Cause Marketing Does Good and Boosts Business

Cause marketing—one of the fastest-growing retail marketing strategies in North America—enables jewelers to do well by doing good.

That was the advice of David Rocha, executive director of Jewelers for Children, the jewelry industry’s own charity, which has raised $30 million in the past 10 years to aid six children’s charities.
Rocha discussed “Cause Marketing: Maximize Your Charitable Giving Efforts,” on Thursday during The JCK Show Education Conference.

“Cause marketing,” Rocha explained, “is a commercial activity, a strategic position, and a marketing tool that links a retailer to a relevant social cause or charity for their mutual benefit.”
Doing so, Rocha told his audience of retailers, “helps your business evolve from just checkbook philanthropy into a good corporate citizen, which is important to your customers.”

He noted that a new national survey found that 80 percent of Americans have a more positive image of companies that support a cause they care about. Two-thirds will likely switch to a retailer associated with a good cause, and more than half said they would pay more for a cause marketer’s products or services.
The survey also found that 87 percent of employees working for companies with cause marketing programs feel a strong sense of loyalty.

An important advantage of a cause-marketing program is that it “differentiates your business, in a positive way, from other local jewelers and competitors and provides an edge that delivers other tangible benefits,” said Rocha. Those benefits include increased sales, increased visibility and standing in the community, increased customer and employee loyalty, and positive media coverage.

Rocha advised jewelers who want to develop a cause-marketing strategy to identify causes that fit their business; that are supported by their customers, community, and employees; and that involve employees in the planning and decision processes. “For maximum benefit, partner with both well-known local charities and high-profile national charities,” he advised. To check on which national charities are worthy of support, he suggested that jewelers go to, which rates them based on IRS information.

Tactical approaches to cause marketing, said Rocha, include market promotions, licensing/charity product promotions (which foster awareness and donations), and transaction promotions. Examples of market promotions include displaying a canister or charity signage or having store employees wear charity lapel pins. Licensing/charity product promotions include selling a charity’s or your own products with the charity’s name, image, or logo. Transaction promotions include encouraging purchases with a promised donation to a charity of a percentage of a sale or profits.

Opportunities for community involvement and cause marketing are abundant, Rocha said.

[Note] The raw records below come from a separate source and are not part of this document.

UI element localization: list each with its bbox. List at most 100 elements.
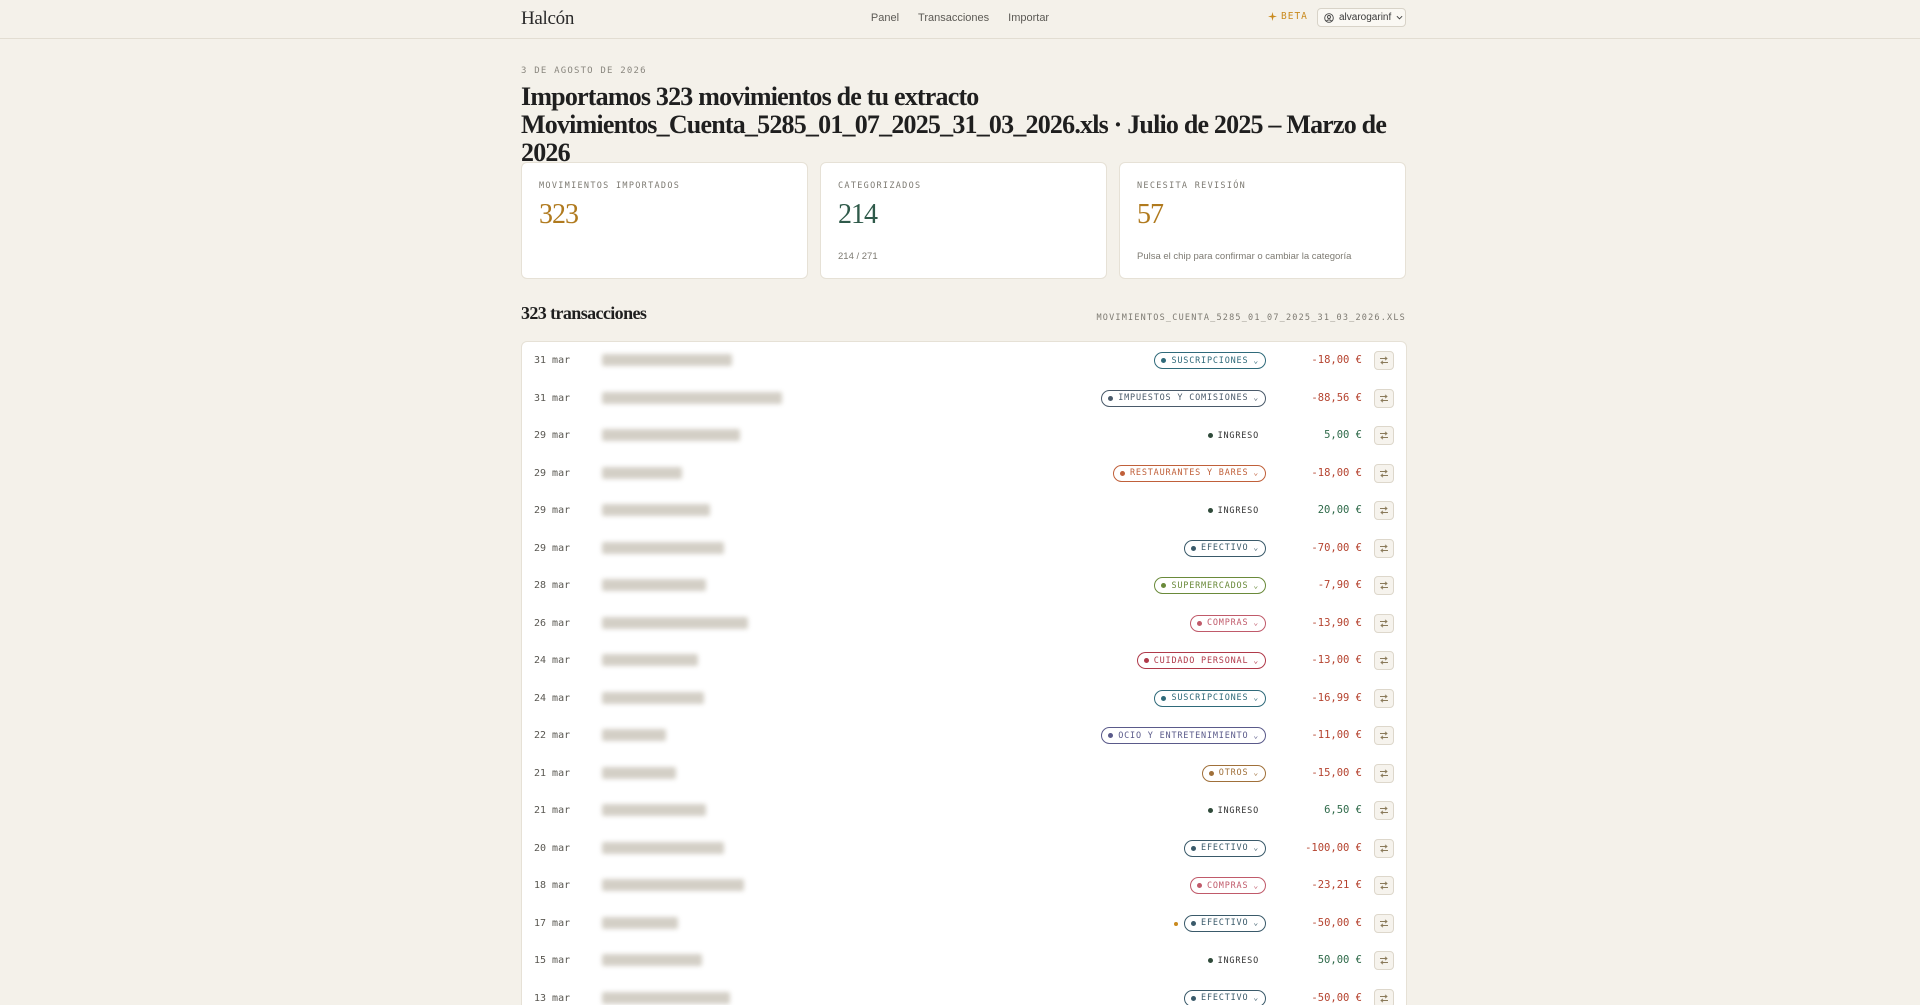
category-chip[interactable]: EFECTIVO ⌄ bbox=[1184, 839, 1266, 857]
needs-review-dot-icon bbox=[1174, 921, 1179, 926]
transaction-description-redacted bbox=[602, 691, 704, 704]
nav-panel[interactable]: Panel bbox=[871, 12, 899, 24]
swap-transaction-button[interactable] bbox=[1374, 726, 1394, 745]
category-dot-icon bbox=[1191, 845, 1197, 851]
category-chip[interactable]: COMPRAS ⌄ bbox=[1189, 614, 1266, 632]
category-label: INGRESO bbox=[1217, 505, 1259, 516]
category-chip[interactable]: SUSCRIPCIONES ⌄ bbox=[1154, 689, 1266, 707]
table-row: 22 mar OCIO Y ENTRETENIMIENTO ⌄ -11,00 € bbox=[522, 717, 1406, 755]
category-label: OTROS bbox=[1218, 768, 1249, 778]
category-chip[interactable]: EFECTIVO ⌄ bbox=[1184, 539, 1266, 557]
stat-label: MOVIMIENTOS IMPORTADOS bbox=[539, 181, 681, 191]
swap-arrows-icon bbox=[1380, 693, 1388, 703]
swap-transaction-button[interactable] bbox=[1374, 801, 1394, 820]
transaction-amount: -13,00 € bbox=[1311, 654, 1362, 666]
transaction-description-redacted bbox=[602, 766, 676, 779]
swap-transaction-button[interactable] bbox=[1374, 501, 1394, 520]
category-label: EFECTIVO bbox=[1201, 918, 1249, 928]
transaction-description-redacted bbox=[602, 954, 702, 966]
stat-value: 214 bbox=[838, 199, 878, 230]
swap-arrows-icon bbox=[1380, 618, 1388, 628]
table-row: 17 mar EFECTIVO ⌄ -50,00 € bbox=[522, 905, 1406, 943]
swap-transaction-button[interactable] bbox=[1374, 651, 1394, 670]
swap-transaction-button[interactable] bbox=[1374, 538, 1394, 558]
swap-transaction-button[interactable] bbox=[1374, 463, 1394, 483]
transaction-date: 18 mar bbox=[534, 880, 571, 891]
swap-transaction-button[interactable] bbox=[1374, 763, 1394, 783]
stat-value: 323 bbox=[539, 199, 579, 230]
user-menu-button[interactable]: alvarogarinf bbox=[1317, 8, 1406, 27]
nav-importar[interactable]: Importar bbox=[1008, 12, 1049, 24]
transaction-amount: 50,00 € bbox=[1317, 954, 1362, 966]
swap-transaction-button[interactable] bbox=[1374, 613, 1394, 633]
swap-arrows-icon bbox=[1380, 881, 1388, 890]
swap-arrows-icon bbox=[1380, 918, 1388, 928]
chevron-down-icon: ⌄ bbox=[1253, 693, 1259, 702]
swap-arrows-icon bbox=[1380, 956, 1388, 965]
category-chip: INGRESO bbox=[1200, 427, 1266, 444]
category-label: INGRESO bbox=[1217, 805, 1259, 816]
table-row: 21 mar OTROS ⌄ -15,00 € bbox=[522, 755, 1406, 793]
transaction-date: 29 mar bbox=[534, 542, 571, 554]
swap-transaction-button[interactable] bbox=[1374, 913, 1394, 933]
category-chip[interactable]: EFECTIVO ⌄ bbox=[1184, 989, 1266, 1005]
swap-transaction-button[interactable] bbox=[1374, 988, 1394, 1005]
category-chip[interactable]: OTROS ⌄ bbox=[1201, 764, 1266, 782]
chevron-down-icon: ⌄ bbox=[1253, 918, 1259, 927]
transaction-date: 13 mar bbox=[534, 992, 571, 1004]
transaction-description-redacted bbox=[602, 879, 744, 891]
category-chip: INGRESO bbox=[1200, 502, 1266, 519]
transaction-date: 29 mar bbox=[534, 467, 571, 479]
transaction-amount: 6,50 € bbox=[1324, 804, 1362, 816]
category-chip[interactable]: IMPUESTOS Y COMISIONES ⌄ bbox=[1101, 389, 1266, 407]
swap-transaction-button[interactable] bbox=[1374, 388, 1394, 408]
category-chip[interactable]: EFECTIVO ⌄ bbox=[1184, 914, 1266, 932]
beta-badge: BETA bbox=[1268, 11, 1308, 22]
table-row: 29 mar EFECTIVO ⌄ -70,00 € bbox=[522, 530, 1406, 568]
category-chip[interactable]: CUIDADO PERSONAL ⌄ bbox=[1136, 652, 1266, 669]
table-row: 21 mar INGRESO 6,50 € bbox=[522, 792, 1406, 830]
swap-transaction-button[interactable] bbox=[1374, 426, 1394, 445]
swap-transaction-button[interactable] bbox=[1374, 351, 1394, 370]
category-dot-icon bbox=[1207, 508, 1213, 513]
transaction-amount: -18,00 € bbox=[1311, 466, 1362, 479]
transaction-date: 29 mar bbox=[534, 505, 571, 516]
beta-label: BETA bbox=[1281, 11, 1308, 22]
nav-transacciones[interactable]: Transacciones bbox=[918, 12, 989, 24]
category-label: SUPERMERCADOS bbox=[1171, 580, 1249, 591]
transaction-amount: -70,00 € bbox=[1311, 541, 1362, 554]
category-label: COMPRAS bbox=[1206, 880, 1249, 891]
transaction-description-redacted bbox=[602, 804, 706, 816]
swap-arrows-icon bbox=[1380, 393, 1388, 403]
user-icon bbox=[1324, 12, 1334, 23]
category-dot-icon bbox=[1161, 358, 1167, 363]
table-row: 15 mar INGRESO 50,00 € bbox=[522, 942, 1406, 980]
swap-transaction-button[interactable] bbox=[1374, 876, 1394, 895]
transaction-amount: -23,21 € bbox=[1311, 879, 1362, 891]
category-chip[interactable]: OCIO Y ENTRETENIMIENTO ⌄ bbox=[1101, 727, 1266, 744]
table-row: 24 mar CUIDADO PERSONAL ⌄ -13,00 € bbox=[522, 642, 1406, 680]
transaction-date: 22 mar bbox=[534, 730, 571, 741]
swap-transaction-button[interactable] bbox=[1374, 688, 1394, 708]
transaction-amount: -16,99 € bbox=[1311, 691, 1362, 704]
swap-transaction-button[interactable] bbox=[1374, 576, 1394, 595]
transaction-amount: -88,56 € bbox=[1311, 391, 1362, 404]
swap-arrows-icon bbox=[1380, 993, 1388, 1003]
transaction-amount: 5,00 € bbox=[1324, 429, 1362, 441]
category-label: EFECTIVO bbox=[1201, 993, 1249, 1003]
category-chip[interactable]: SUSCRIPCIONES ⌄ bbox=[1154, 352, 1266, 369]
source-file-name: MOVIMIENTOS_CUENTA_5285_01_07_2025_31_03… bbox=[1096, 313, 1406, 323]
swap-transaction-button[interactable] bbox=[1374, 951, 1394, 970]
swap-arrows-icon bbox=[1380, 543, 1388, 553]
category-chip[interactable]: SUPERMERCADOS ⌄ bbox=[1154, 577, 1266, 594]
chevron-down-icon bbox=[1396, 15, 1403, 20]
category-label: IMPUESTOS Y COMISIONES bbox=[1118, 393, 1249, 403]
category-chip[interactable]: RESTAURANTES Y BARES ⌄ bbox=[1113, 464, 1266, 482]
swap-arrows-icon bbox=[1380, 806, 1388, 815]
stat-value: 57 bbox=[1137, 199, 1164, 230]
swap-arrows-icon bbox=[1380, 731, 1388, 740]
chevron-down-icon: ⌄ bbox=[1253, 993, 1259, 1002]
main-nav: Panel Transacciones Importar bbox=[0, 12, 1920, 24]
swap-transaction-button[interactable] bbox=[1374, 838, 1394, 858]
category-chip[interactable]: COMPRAS ⌄ bbox=[1189, 877, 1266, 894]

They include, but aren’t limited to, donating merchandise to local fund raisers, sponsoring an event, sponsoring a Little League team, advertising on a local charity’s Web site, and volunteering the store (both the jeweler and staff) for local events such as charity auctions or walks.

“Cause marketing open doors to increased sales,” said Rocha. “It can build strong customer relationships and employee dedication and forge lasting community relationships. Most important, cause marketing helps make the world, and your store, a better place to be.”